Huong Dang is passionate about the difference education can bring and the importance of a strong relationship between Australia and Vietnam to improve the lives of those who are disadvantaged.
Born into a rural farming family where the annual income came from harvesting a few paddy fields, life was not easy. Huong’s father passed away when she was very young, leaving her mother to look after three young children. At the age of thirteen, Huong abandoned her dream to be a school teacher and travelled to Hanoi so she could help her mother with an income and ensure that her sister and brother were able to stay in school. Huong found work as a baby-sitter for local families where she was paid a mere 150,000 k/VND (USD 6.50) a month and was physically and sexually abused.
Huong still dreamed of an education and enrolled herself in night classes, however, her host-family would not allow it and threw her onto the street. She found refuge under a staircase and started selling sticky-rice & banana cakes during the early hours of the morning and throughout the day so she could support herself to attend night-classes. The neighbourhood was extremely unfit for a thirteen year-old girl with many drug dealers and violence, however, she was desperate to help her siblings stay in school and receive an education herself.
Despite all these difficulties, Huong’s desire to learn never ceased. Huong decided to enrol for a night class at a Continuing Education Centre and it was here that a friend introduced Huong to KOTO where she soon enrolled as an official trainee.
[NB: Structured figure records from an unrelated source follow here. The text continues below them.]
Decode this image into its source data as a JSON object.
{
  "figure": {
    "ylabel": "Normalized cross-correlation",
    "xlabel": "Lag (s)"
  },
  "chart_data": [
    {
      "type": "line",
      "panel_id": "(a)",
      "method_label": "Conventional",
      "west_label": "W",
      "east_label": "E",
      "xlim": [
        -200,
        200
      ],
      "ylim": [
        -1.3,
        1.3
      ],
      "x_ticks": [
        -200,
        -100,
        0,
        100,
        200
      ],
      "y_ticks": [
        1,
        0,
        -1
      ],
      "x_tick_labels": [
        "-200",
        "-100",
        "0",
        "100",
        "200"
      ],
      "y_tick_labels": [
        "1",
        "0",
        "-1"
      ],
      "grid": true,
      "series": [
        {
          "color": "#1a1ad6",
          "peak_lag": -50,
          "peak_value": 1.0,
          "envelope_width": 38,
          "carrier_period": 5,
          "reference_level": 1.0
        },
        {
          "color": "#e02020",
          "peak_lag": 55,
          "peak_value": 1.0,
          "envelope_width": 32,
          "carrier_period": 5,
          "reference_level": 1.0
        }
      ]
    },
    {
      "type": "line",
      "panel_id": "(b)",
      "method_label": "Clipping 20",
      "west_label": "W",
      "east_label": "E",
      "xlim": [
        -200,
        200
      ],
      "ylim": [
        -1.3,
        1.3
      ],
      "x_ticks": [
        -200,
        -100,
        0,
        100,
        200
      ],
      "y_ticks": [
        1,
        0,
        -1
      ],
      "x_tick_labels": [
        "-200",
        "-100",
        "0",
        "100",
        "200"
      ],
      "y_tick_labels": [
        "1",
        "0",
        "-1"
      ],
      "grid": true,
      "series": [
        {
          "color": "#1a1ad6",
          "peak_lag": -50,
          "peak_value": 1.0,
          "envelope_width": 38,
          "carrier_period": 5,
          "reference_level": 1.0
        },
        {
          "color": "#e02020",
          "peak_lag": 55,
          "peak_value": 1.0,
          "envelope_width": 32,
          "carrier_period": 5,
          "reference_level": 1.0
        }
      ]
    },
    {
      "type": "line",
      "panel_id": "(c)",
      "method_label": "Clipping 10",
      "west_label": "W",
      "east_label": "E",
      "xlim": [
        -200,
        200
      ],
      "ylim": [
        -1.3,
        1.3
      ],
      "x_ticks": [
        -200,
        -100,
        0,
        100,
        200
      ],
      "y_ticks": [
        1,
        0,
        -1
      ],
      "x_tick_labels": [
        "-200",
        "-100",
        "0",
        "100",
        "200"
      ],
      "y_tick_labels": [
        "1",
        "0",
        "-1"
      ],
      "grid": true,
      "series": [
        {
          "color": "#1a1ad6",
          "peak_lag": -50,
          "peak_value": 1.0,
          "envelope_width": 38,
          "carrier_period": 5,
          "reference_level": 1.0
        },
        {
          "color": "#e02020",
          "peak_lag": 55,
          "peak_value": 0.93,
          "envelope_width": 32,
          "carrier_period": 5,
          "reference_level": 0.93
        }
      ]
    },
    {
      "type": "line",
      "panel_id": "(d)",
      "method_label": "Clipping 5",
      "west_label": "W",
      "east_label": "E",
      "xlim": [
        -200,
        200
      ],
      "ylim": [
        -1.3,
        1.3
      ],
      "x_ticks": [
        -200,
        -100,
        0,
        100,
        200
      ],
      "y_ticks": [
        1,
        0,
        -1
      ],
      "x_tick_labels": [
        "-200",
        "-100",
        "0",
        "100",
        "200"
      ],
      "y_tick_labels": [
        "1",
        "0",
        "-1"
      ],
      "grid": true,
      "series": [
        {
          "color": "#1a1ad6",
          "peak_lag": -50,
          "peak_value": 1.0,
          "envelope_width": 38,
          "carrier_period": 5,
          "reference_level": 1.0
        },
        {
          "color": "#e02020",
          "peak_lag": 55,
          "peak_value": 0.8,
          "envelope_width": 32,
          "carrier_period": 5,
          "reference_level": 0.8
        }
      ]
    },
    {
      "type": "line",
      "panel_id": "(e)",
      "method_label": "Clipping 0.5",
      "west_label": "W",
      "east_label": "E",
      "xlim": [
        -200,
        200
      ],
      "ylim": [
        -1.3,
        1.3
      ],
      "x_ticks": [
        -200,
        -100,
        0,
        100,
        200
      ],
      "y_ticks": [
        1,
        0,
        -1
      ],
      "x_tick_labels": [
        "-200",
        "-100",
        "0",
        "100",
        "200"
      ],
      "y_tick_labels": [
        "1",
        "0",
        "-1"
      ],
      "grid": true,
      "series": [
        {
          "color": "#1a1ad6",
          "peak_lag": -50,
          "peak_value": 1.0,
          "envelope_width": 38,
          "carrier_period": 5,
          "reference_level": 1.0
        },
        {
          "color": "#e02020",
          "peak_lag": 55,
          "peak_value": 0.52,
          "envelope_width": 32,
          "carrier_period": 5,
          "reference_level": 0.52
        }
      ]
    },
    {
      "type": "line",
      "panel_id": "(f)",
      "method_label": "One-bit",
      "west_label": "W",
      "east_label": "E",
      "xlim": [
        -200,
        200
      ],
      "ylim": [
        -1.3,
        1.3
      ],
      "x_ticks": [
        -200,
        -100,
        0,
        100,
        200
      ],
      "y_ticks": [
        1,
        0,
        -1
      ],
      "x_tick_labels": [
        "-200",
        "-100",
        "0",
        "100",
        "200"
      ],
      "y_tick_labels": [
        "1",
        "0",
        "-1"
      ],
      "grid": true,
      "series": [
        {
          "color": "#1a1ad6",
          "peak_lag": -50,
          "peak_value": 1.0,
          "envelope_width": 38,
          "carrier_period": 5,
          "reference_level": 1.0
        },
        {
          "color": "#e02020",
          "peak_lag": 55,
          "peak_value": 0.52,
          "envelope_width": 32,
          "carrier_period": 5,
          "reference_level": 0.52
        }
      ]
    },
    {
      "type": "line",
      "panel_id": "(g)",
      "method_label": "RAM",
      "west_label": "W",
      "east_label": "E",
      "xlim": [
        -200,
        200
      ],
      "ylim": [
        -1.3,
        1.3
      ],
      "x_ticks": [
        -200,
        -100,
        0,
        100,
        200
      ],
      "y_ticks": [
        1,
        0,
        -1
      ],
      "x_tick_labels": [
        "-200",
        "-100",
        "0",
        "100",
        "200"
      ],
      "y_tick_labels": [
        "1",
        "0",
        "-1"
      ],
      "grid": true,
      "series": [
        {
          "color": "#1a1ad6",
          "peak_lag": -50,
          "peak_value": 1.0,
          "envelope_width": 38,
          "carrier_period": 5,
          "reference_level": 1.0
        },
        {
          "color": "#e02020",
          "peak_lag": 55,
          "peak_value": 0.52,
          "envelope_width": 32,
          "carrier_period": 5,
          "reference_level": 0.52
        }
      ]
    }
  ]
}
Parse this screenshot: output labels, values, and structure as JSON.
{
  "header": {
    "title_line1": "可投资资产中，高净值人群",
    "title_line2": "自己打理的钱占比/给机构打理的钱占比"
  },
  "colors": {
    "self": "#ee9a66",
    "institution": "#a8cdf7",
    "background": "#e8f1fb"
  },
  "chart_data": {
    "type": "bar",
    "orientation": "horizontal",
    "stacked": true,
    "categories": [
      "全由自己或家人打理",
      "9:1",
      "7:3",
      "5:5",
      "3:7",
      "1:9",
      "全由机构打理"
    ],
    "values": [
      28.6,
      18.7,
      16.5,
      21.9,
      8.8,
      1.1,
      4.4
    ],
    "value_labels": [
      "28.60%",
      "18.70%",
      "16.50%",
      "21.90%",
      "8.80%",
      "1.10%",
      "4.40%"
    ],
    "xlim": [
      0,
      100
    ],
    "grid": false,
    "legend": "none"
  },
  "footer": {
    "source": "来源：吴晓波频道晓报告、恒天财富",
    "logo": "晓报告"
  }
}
In 2007, Huong was offered a waitress position at the prestigious Intercontinental Hanoi Hotel Westlake. With her goal to always give back, Huong found herself returning to KOTO within two years so she could guide other trainees. Huong still had a thirst for knowledge though and in 2012 she commenced a Diploma of Business Management in Melbourne and was selected as Box Hill Institute International Student Ambassador representing Vietnam. Box Hill Institute also offered Huong a scholarship to study an Associate Degree in Commerce. Not surprisingly for anyone who has met this remarkable woman, in November 2013, Huong was honoured as Victoria’s International Student of the Year Higher Education and the Premier’s Award. In addition to this, she founded the Taste of Vietnam project with the intent of delivering truly authentic Vietnamese food to Australian families and friends. All of the profits from Taste of Vietnam goes directly to support Pink Hope Community Australia, KOTO and Breast Cancer Network Vietnam.
Despite these numerous accolades, Huong always knew there was more she could do for those with a similar background to her. HopeBox was founded with a simple idea and mission; to help rural Vietnamese women who have experienced domestic violence obtain a fresh start. It’s as simple as that.
The lack of public awareness and government funding, the entrenched stigma and limited rural services means that there’s a long way to go. The next few years for Huong will no doubt be extremely busy, but it’s a project she holds very close to her heart.